HARRISBURG -- The state Liquor Control Board approved a plan to place wine kiosks in grocery stores despite an internal report that predicted problems and recommended against it.

The report that found the business plan "deficient" was completed in 2008, shortly before the three-member board controlling the agency approved the plan, agency officials said.

The first machines reached stores in June 2010. LCB records show consumers bought 95,378 bottles from about 30 wine kiosks with sales totaling $1.2 million. That's about the same amount of revenue as one healthy small-town Wine & Spirits Shoppe. The state has 624 liquor stores.

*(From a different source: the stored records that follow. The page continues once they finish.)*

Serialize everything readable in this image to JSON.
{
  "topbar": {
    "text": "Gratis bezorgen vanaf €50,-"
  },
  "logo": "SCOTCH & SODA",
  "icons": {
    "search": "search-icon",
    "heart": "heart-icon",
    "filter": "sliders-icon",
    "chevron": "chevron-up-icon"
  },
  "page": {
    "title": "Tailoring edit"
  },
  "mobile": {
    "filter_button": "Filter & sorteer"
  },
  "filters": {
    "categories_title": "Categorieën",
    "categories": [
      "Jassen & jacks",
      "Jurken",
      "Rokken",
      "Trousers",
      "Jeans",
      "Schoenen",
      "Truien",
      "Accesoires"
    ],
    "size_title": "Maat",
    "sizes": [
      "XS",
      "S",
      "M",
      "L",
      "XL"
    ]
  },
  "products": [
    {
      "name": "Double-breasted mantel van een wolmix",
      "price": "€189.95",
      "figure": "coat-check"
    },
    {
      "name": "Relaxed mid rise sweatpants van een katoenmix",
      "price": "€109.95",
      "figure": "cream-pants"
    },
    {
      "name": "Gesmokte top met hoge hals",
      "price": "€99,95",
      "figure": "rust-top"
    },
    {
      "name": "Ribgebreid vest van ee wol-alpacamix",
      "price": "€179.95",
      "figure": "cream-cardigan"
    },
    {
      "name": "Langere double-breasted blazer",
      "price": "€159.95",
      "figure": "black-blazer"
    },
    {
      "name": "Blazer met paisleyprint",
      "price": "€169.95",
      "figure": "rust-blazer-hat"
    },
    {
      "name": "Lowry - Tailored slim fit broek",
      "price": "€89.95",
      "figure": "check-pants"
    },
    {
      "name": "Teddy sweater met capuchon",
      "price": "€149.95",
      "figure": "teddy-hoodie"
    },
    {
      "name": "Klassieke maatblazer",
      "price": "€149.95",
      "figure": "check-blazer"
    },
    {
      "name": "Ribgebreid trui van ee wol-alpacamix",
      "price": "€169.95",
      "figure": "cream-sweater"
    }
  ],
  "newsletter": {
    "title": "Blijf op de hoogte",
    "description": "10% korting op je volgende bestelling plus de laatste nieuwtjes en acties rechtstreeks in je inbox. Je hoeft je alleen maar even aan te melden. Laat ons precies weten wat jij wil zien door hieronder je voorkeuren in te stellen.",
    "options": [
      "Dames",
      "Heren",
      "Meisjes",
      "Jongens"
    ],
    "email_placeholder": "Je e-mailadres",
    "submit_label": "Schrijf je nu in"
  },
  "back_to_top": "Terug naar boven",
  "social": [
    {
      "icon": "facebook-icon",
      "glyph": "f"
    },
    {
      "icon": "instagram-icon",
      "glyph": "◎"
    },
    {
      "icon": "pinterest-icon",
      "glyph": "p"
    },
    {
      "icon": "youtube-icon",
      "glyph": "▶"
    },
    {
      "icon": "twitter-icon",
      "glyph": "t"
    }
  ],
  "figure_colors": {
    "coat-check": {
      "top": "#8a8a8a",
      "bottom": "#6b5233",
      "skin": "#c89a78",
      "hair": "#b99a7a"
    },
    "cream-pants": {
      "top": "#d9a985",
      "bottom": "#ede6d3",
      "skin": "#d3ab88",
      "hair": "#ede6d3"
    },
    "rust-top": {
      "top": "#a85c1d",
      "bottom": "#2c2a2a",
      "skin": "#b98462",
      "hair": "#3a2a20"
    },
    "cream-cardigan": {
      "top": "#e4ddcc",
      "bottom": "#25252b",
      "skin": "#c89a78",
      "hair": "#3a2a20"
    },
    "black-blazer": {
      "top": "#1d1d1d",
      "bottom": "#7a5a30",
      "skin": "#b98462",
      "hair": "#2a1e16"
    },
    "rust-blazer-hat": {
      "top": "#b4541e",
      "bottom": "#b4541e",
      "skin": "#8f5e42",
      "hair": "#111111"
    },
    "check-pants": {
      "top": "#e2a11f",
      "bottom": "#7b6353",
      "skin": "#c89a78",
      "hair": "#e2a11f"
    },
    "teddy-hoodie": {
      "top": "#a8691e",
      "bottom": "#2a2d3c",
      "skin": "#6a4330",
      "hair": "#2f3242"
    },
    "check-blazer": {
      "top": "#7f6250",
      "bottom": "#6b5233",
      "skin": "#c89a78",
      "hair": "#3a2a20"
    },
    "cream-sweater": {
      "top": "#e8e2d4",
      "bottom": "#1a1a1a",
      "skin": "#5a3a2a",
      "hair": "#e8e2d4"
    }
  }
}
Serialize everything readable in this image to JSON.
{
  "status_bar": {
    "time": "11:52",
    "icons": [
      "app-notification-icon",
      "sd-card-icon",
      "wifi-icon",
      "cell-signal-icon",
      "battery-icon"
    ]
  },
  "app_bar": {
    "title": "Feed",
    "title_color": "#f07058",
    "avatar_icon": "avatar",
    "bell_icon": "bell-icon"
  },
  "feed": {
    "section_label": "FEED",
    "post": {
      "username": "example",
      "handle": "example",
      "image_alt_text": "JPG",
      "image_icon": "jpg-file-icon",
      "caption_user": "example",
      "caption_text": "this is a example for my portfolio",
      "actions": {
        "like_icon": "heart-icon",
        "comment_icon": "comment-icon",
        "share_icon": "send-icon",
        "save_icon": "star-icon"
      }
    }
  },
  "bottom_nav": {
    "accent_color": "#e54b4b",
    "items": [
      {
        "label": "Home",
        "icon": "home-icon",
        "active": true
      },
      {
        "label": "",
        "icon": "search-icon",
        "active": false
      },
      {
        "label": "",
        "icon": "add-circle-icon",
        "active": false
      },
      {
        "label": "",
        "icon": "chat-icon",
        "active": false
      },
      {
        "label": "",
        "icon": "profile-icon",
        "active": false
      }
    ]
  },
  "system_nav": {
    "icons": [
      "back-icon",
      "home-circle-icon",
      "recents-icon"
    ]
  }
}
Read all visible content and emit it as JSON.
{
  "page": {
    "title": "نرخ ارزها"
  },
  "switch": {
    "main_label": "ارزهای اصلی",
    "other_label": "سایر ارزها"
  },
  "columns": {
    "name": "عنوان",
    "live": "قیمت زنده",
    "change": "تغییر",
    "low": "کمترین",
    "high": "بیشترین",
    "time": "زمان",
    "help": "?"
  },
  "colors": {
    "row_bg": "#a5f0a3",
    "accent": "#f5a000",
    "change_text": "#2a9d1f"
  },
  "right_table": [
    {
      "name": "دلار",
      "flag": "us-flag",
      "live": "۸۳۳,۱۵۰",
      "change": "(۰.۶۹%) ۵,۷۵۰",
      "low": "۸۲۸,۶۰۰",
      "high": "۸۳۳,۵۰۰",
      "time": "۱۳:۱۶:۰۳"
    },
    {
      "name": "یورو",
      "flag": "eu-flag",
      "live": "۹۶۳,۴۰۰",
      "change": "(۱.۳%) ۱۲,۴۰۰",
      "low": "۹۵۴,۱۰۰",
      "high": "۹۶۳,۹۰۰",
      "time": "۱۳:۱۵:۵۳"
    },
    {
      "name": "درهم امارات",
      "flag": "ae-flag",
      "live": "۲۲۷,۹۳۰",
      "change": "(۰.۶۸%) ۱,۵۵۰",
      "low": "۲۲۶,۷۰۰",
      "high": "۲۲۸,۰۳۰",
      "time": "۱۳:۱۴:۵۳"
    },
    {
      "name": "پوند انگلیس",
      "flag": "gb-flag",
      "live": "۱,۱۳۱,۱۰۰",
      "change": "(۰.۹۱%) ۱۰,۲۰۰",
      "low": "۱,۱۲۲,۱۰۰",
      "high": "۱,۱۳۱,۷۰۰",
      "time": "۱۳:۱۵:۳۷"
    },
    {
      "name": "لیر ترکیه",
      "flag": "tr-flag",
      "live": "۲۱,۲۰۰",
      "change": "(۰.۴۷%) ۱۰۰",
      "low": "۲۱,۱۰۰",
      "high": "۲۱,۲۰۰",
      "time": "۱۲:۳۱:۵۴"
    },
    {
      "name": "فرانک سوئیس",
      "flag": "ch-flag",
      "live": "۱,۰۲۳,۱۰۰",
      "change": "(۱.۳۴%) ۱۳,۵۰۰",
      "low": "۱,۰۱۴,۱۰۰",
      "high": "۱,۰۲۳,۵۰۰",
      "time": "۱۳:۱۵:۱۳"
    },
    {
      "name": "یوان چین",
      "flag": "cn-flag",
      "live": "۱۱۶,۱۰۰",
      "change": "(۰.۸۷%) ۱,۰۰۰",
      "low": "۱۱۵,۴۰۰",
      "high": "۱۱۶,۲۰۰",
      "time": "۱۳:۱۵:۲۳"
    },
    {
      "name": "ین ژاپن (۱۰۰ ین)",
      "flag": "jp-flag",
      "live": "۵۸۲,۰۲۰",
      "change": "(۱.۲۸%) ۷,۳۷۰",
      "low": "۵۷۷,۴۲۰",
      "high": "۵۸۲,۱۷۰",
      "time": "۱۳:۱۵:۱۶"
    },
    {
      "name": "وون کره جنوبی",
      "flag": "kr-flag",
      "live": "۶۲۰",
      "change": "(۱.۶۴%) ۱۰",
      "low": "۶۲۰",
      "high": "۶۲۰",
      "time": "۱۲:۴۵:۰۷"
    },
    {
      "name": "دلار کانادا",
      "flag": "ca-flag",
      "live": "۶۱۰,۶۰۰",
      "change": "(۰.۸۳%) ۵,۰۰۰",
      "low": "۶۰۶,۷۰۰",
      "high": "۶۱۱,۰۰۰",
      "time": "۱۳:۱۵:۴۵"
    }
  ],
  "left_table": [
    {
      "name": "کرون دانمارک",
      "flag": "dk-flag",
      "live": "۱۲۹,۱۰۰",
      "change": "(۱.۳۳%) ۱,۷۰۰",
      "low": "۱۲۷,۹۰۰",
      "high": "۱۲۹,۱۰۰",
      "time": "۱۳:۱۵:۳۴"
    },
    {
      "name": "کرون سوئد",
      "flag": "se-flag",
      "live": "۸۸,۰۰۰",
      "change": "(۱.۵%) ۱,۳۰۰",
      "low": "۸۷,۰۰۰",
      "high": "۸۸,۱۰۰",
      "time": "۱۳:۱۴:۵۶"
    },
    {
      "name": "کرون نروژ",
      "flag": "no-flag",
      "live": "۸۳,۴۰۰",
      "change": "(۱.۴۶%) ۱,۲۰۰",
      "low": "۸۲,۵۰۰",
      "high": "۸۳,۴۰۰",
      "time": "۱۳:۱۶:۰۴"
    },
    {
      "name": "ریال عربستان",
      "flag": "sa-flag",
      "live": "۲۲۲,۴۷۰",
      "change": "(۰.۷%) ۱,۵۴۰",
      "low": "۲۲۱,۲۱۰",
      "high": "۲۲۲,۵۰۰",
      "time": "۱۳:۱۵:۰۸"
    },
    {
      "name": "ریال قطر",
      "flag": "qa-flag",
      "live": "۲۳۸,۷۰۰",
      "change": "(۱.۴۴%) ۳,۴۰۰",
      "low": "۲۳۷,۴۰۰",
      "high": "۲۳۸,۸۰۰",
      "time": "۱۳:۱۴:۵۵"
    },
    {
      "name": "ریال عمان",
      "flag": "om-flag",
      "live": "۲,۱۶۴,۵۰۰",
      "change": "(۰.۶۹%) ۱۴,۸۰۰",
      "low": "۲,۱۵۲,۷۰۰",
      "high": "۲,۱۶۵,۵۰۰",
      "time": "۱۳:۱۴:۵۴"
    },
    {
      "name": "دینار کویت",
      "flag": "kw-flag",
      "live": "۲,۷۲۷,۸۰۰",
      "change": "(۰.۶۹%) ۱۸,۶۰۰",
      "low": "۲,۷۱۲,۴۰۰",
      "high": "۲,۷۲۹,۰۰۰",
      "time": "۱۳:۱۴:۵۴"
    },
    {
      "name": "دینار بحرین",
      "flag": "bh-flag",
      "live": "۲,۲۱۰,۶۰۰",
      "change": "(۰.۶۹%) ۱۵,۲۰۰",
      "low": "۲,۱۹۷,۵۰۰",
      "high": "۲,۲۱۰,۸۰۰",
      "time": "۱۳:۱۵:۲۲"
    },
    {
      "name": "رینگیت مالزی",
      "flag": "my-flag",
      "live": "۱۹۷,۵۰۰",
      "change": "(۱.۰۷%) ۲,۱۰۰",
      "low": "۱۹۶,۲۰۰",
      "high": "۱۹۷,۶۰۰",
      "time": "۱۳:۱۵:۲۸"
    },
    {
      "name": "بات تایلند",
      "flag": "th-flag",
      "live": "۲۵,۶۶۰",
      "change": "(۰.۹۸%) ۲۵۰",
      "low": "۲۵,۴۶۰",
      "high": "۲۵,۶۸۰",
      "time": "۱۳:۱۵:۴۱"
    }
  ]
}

But the machines frustrated many consumers, and a contract dispute now has the LCB on the verge of pulling out. The contract dispute, with Simple Brands, is "headed toward litigation," board CEO Joe Conti told a House oversight panel last week. Neither the company nor its lawyer could be reached.

The flap unfolds as privatization advocates push legislation to end the state's monopoly on wine and spirits. Wine kiosks in grocery stores were supposed to give consumers an alternative to state stores while allowing the state to keep control of the products.

Last week, House Republicans released a copy of an internal evaluation panel's report, saying the suburban Philadelphia company's plan to place wine kiosks in grocery stores risked failure.

The LCB refused to confirm the document's accuracy, raising questions about its authenticity.

In response to a question about that recommendation, Conti told the House Liquor Control Committee the report did not recommend against the LCB's plan.

But the agency subsequently confirmed that while the report released by Republicans was an earlier, not final version, the final report recommended against proceeding with the kiosk plan with Simple Brands.

The LCB won't release the final report because it is a confidential document, said spokeswoman Stacey Witalec .

The three-member board controlling the agency moved forward with the plan by Simple Brands, believing the contract would address evaluators' concerns and skepticism. The company was the lone bidder.

A review by LCB Chief Counsel Faith Diehl found the final report "recommends against going forward and does contain the word deficient," Witalec wrote in an e-mail.

As for Conti's testimony, Witalec said he "misspoke."

The 10-foot-tall machines that include a Breathalyzer device a person must blow into before buying wine have proved cumbersome for some consumers.

The kiosks' apparent failure is providing fodder to privatization proponents responding to arguments that the LCB needs leeway to operate like a business.